Newcastle: The legacy lives on
The legacy of Jack Murphy will live on thanks to a new training program to improve CPR.
Jack Murphy was only 14 when he sadly died of sudden cardiac arrest in 2018. A fit and healthy young scooter star, Jack’s death was unexpected, and his family are determined not to let other families experience the same heartache.
After Jack’s death, his mother, Irish-born Siobhan Lavin Murphy, Tamara Bond and Associate Professor Brendan Boyle established the Jack Murphy Memorial Society. It aims to bring the Hunter’s Irish community together to host events to raise funds and awareness to fight sudden cardiac death.
The society held fundraising events over 2021 and 2022, culminating with the Jack Murphy Memorial Society Dinner Dance on 11 June.
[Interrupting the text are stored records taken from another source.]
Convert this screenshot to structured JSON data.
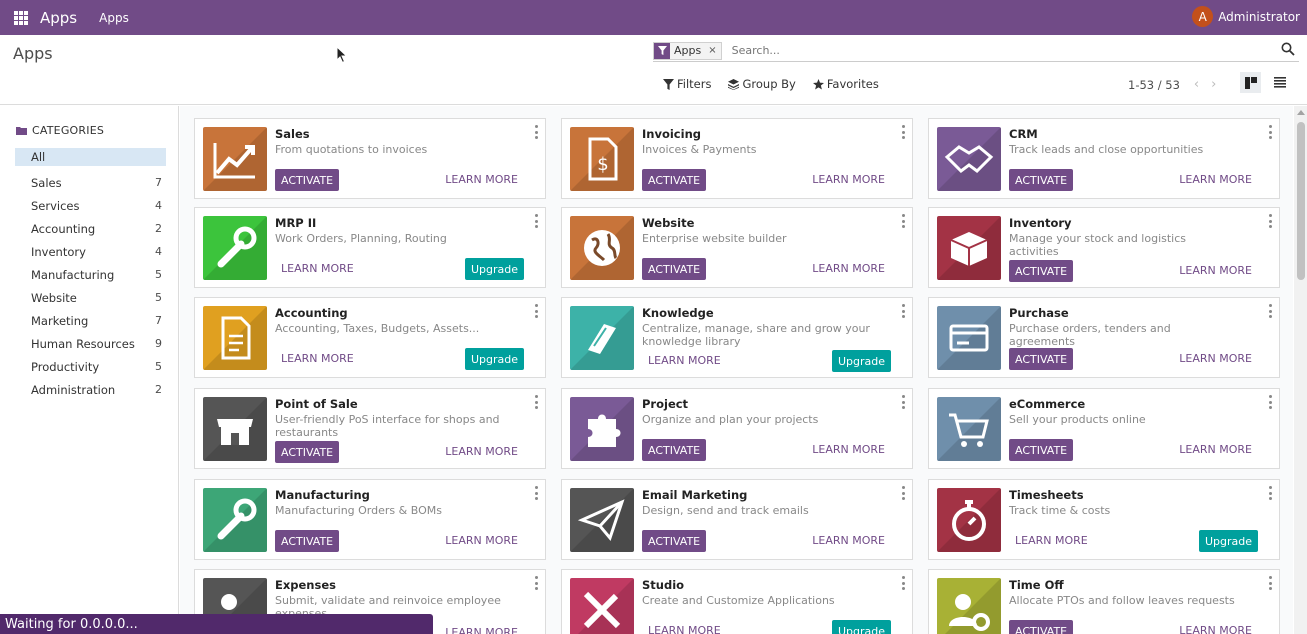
{
  "navbar": {
    "brand": "Apps",
    "menu_item": "Apps",
    "user_initial": "A",
    "user_name": "Administrator",
    "color": "#714b87"
  },
  "control_panel": {
    "title": "Apps",
    "search": {
      "facet_value": "Apps",
      "facet_remove": "×",
      "placeholder": "Search..."
    },
    "filters_label": "Filters",
    "group_by_label": "Group By",
    "favorites_label": "Favorites",
    "pager": "1-53 / 53",
    "pager_prev": "‹",
    "pager_next": "›"
  },
  "sidebar": {
    "header": "CATEGORIES",
    "items": [
      {
        "label": "All",
        "count": ""
      },
      {
        "label": "Sales",
        "count": "7"
      },
      {
        "label": "Services",
        "count": "4"
      },
      {
        "label": "Accounting",
        "count": "2"
      },
      {
        "label": "Inventory",
        "count": "4"
      },
      {
        "label": "Manufacturing",
        "count": "5"
      },
      {
        "label": "Website",
        "count": "5"
      },
      {
        "label": "Marketing",
        "count": "7"
      },
      {
        "label": "Human Resources",
        "count": "9"
      },
      {
        "label": "Productivity",
        "count": "5"
      },
      {
        "label": "Administration",
        "count": "2"
      }
    ]
  },
  "buttons": {
    "activate": "ACTIVATE",
    "learn_more": "LEARN MORE",
    "upgrade": "Upgrade"
  },
  "apps": [
    {
      "name": "Sales",
      "desc": "From quotations to invoices",
      "icon": "chart-up-icon",
      "color": "#c8743a",
      "action": "activate"
    },
    {
      "name": "Invoicing",
      "desc": "Invoices & Payments",
      "icon": "invoice-dollar-icon",
      "color": "#c8743a",
      "action": "activate"
    },
    {
      "name": "CRM",
      "desc": "Track leads and close opportunities",
      "icon": "handshake-icon",
      "color": "#7a5a96",
      "action": "activate"
    },
    {
      "name": "MRP II",
      "desc": "Work Orders, Planning, Routing",
      "icon": "wrench-icon",
      "color": "#3cc43c",
      "action": "upgrade"
    },
    {
      "name": "Website",
      "desc": "Enterprise website builder",
      "icon": "globe-icon",
      "color": "#c8743a",
      "action": "activate"
    },
    {
      "name": "Inventory",
      "desc": "Manage your stock and logistics activities",
      "icon": "box-icon",
      "color": "#a33345",
      "action": "activate"
    },
    {
      "name": "Accounting",
      "desc": "Accounting, Taxes, Budgets, Assets...",
      "icon": "document-icon",
      "color": "#e0a020",
      "action": "upgrade"
    },
    {
      "name": "Knowledge",
      "desc": "Centralize, manage, share and grow your knowledge library",
      "icon": "book-icon",
      "color": "#3db2a8",
      "action": "upgrade"
    },
    {
      "name": "Purchase",
      "desc": "Purchase orders, tenders and agreements",
      "icon": "credit-card-icon",
      "color": "#6f8fab",
      "action": "activate"
    },
    {
      "name": "Point of Sale",
      "desc": "User-friendly PoS interface for shops and restaurants",
      "icon": "store-icon",
      "color": "#555555",
      "action": "activate"
    },
    {
      "name": "Project",
      "desc": "Organize and plan your projects",
      "icon": "puzzle-icon",
      "color": "#7a5a96",
      "action": "activate"
    },
    {
      "name": "eCommerce",
      "desc": "Sell your products online",
      "icon": "cart-icon",
      "color": "#6f8fab",
      "action": "activate"
    },
    {
      "name": "Manufacturing",
      "desc": "Manufacturing Orders & BOMs",
      "icon": "wrench-icon",
      "color": "#3da677",
      "action": "activate"
    },
    {
      "name": "Email Marketing",
      "desc": "Design, send and track emails",
      "icon": "paper-plane-icon",
      "color": "#555555",
      "action": "activate"
    },
    {
      "name": "Timesheets",
      "desc": "Track time & costs",
      "icon": "stopwatch-icon",
      "color": "#a33345",
      "action": "upgrade"
    },
    {
      "name": "Expenses",
      "desc": "Submit, validate and reinvoice employee expenses",
      "icon": "user-dollar-icon",
      "color": "#555555",
      "action": "activate"
    },
    {
      "name": "Studio",
      "desc": "Create and Customize Applications",
      "icon": "tools-icon",
      "color": "#c03a62",
      "action": "upgrade"
    },
    {
      "name": "Time Off",
      "desc": "Allocate PTOs and follow leaves requests",
      "icon": "user-gear-icon",
      "color": "#a8b135",
      "action": "activate"
    }
  ],
  "status": "Waiting for 0.0.0.0..."
}
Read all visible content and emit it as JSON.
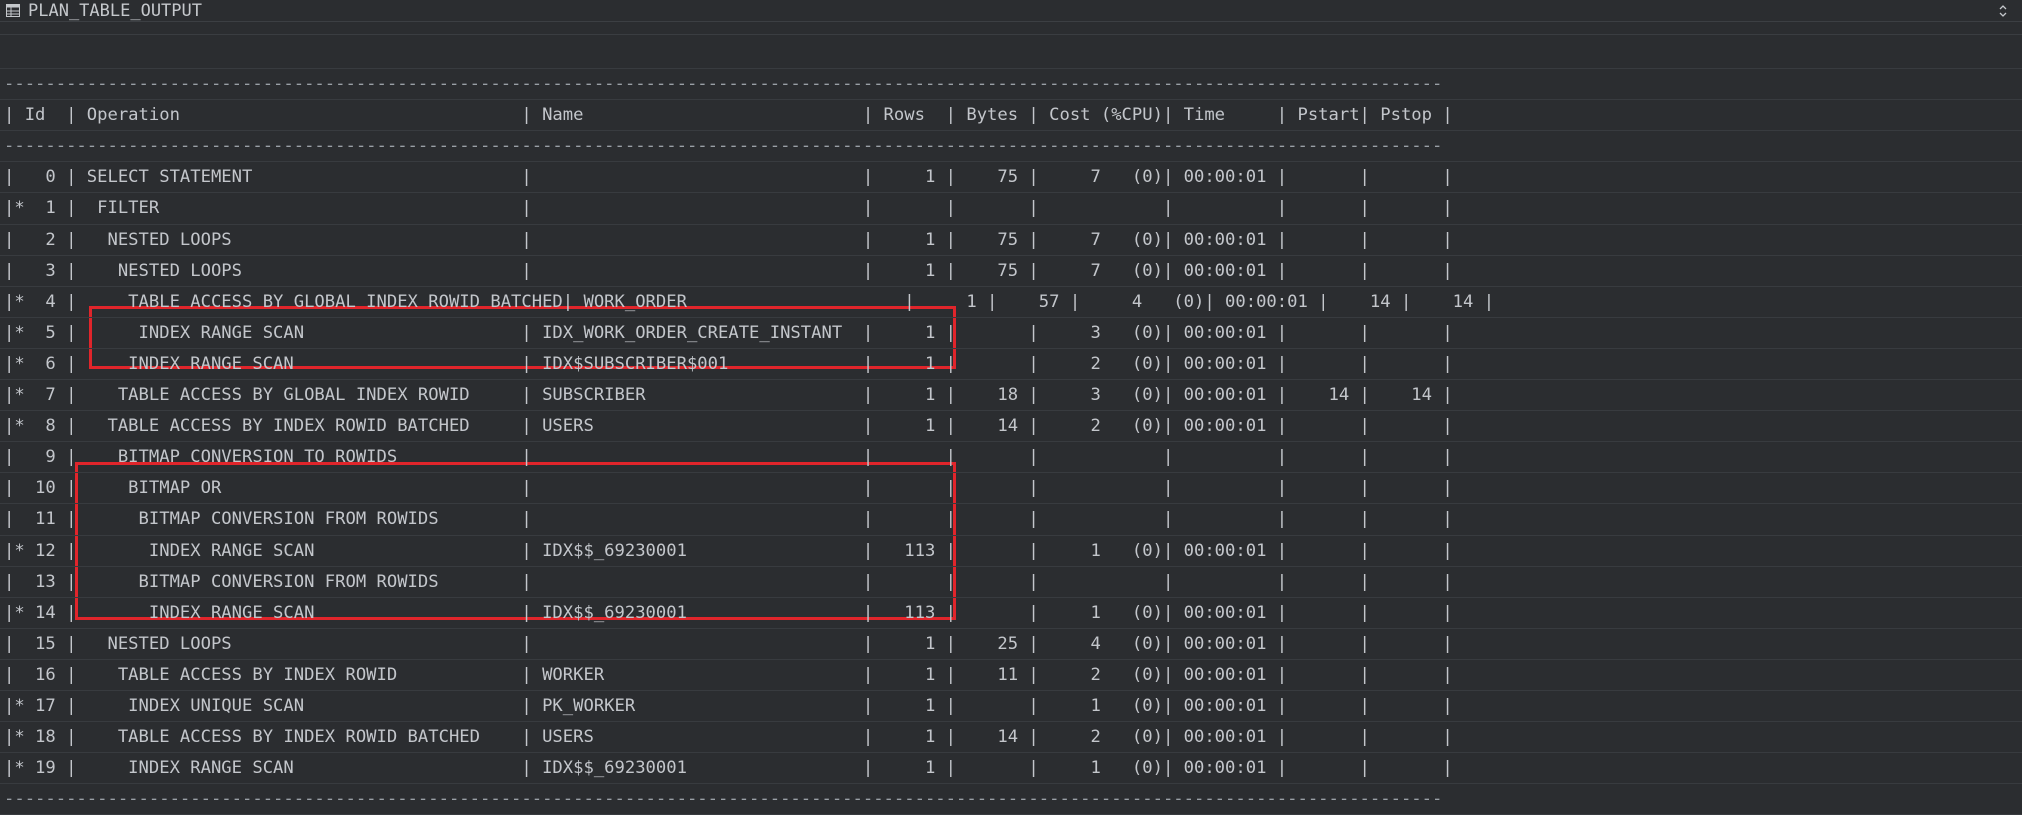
{
  "header": {
    "column_title": "PLAN_TABLE_OUTPUT"
  },
  "plan_lines": [
    "",
    "-------------------------------------------------------------------------------------------------------------------------------------------",
    "| Id  | Operation                                 | Name                           | Rows  | Bytes | Cost (%CPU)| Time     | Pstart| Pstop |",
    "-------------------------------------------------------------------------------------------------------------------------------------------",
    "|   0 | SELECT STATEMENT                          |                                |     1 |    75 |     7   (0)| 00:00:01 |       |       |",
    "|*  1 |  FILTER                                   |                                |       |       |            |          |       |       |",
    "|   2 |   NESTED LOOPS                            |                                |     1 |    75 |     7   (0)| 00:00:01 |       |       |",
    "|   3 |    NESTED LOOPS                           |                                |     1 |    75 |     7   (0)| 00:00:01 |       |       |",
    "|*  4 |     TABLE ACCESS BY GLOBAL INDEX ROWID BATCHED| WORK_ORDER                     |     1 |    57 |     4   (0)| 00:00:01 |    14 |    14 |",
    "|*  5 |      INDEX RANGE SCAN                     | IDX_WORK_ORDER_CREATE_INSTANT  |     1 |       |     3   (0)| 00:00:01 |       |       |",
    "|*  6 |     INDEX RANGE SCAN                      | IDX$SUBSCRIBER$001             |     1 |       |     2   (0)| 00:00:01 |       |       |",
    "|*  7 |    TABLE ACCESS BY GLOBAL INDEX ROWID     | SUBSCRIBER                     |     1 |    18 |     3   (0)| 00:00:01 |    14 |    14 |",
    "|*  8 |   TABLE ACCESS BY INDEX ROWID BATCHED     | USERS                          |     1 |    14 |     2   (0)| 00:00:01 |       |       |",
    "|   9 |    BITMAP CONVERSION TO ROWIDS            |                                |       |       |            |          |       |       |",
    "|  10 |     BITMAP OR                             |                                |       |       |            |          |       |       |",
    "|  11 |      BITMAP CONVERSION FROM ROWIDS        |                                |       |       |            |          |       |       |",
    "|* 12 |       INDEX RANGE SCAN                    | IDX$$_69230001                 |   113 |       |     1   (0)| 00:00:01 |       |       |",
    "|  13 |      BITMAP CONVERSION FROM ROWIDS        |                                |       |       |            |          |       |       |",
    "|* 14 |       INDEX RANGE SCAN                    | IDX$$_69230001                 |   113 |       |     1   (0)| 00:00:01 |       |       |",
    "|  15 |   NESTED LOOPS                            |                                |     1 |    25 |     4   (0)| 00:00:01 |       |       |",
    "|  16 |    TABLE ACCESS BY INDEX ROWID            | WORKER                         |     1 |    11 |     2   (0)| 00:00:01 |       |       |",
    "|* 17 |     INDEX UNIQUE SCAN                     | PK_WORKER                      |     1 |       |     1   (0)| 00:00:01 |       |       |",
    "|* 18 |    TABLE ACCESS BY INDEX ROWID BATCHED    | USERS                          |     1 |    14 |     2   (0)| 00:00:01 |       |       |",
    "|* 19 |     INDEX RANGE SCAN                      | IDX$$_69230001                 |     1 |       |     1   (0)| 00:00:01 |       |       |",
    "-------------------------------------------------------------------------------------------------------------------------------------------"
  ],
  "highlight_color": "#e0252b",
  "icons": {
    "column_icon": "table-grid-icon",
    "sort_icon": "sort-arrows-icon"
  }
}
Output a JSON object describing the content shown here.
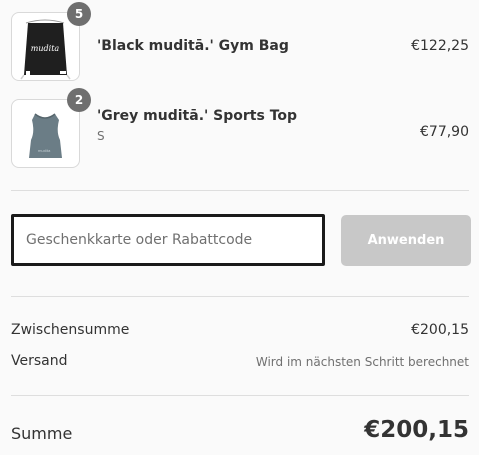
{
  "items": [
    {
      "name": "'Black muditā.' Gym Bag",
      "variant": "",
      "price": "€122,25",
      "quantity": "5",
      "image_icon": "black-gym-bag-image"
    },
    {
      "name": "'Grey muditā.' Sports Top",
      "variant": "S",
      "price": "€77,90",
      "quantity": "2",
      "image_icon": "grey-sports-top-image"
    }
  ],
  "discount": {
    "placeholder": "Geschenkkarte oder Rabattcode",
    "value": "",
    "apply_label": "Anwenden"
  },
  "summary": {
    "subtotal_label": "Zwischensumme",
    "subtotal_value": "€200,15",
    "shipping_label": "Versand",
    "shipping_value": "Wird im nächsten Schritt berechnet",
    "total_label": "Summe",
    "total_value": "€200,15"
  },
  "colors": {
    "badge": "#6f6f6f",
    "button_disabled": "#c8c8c8",
    "field_border": "#1a1a1a",
    "divider": "#dedede"
  }
}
They have raised over $80,000 for the Hunter Medical Research Institute (HMRI), more than double their original goal.
The funds will go towards expanding the Hunter Heart Safe CPR program. This program teaches a hands-only CPR technique, backed by evidence-based research showing the most effective way to improve the rate of bystander rescue in case of a cardiac arrest.
Retrieval medicine experts Dr Mark Miller and paramedic Jeremy Pallas started Hunter Heart Safe after their experience attending to cardiac arrests, finding bystanders had not commenced CPR because they didn’t know how.
Thanks to the efforts of the Jack Murphy Memorial Society, Hunter Heart Safe will now have the resources to roll the program out more widely in Hunter schools, workplaces and sporting clubs.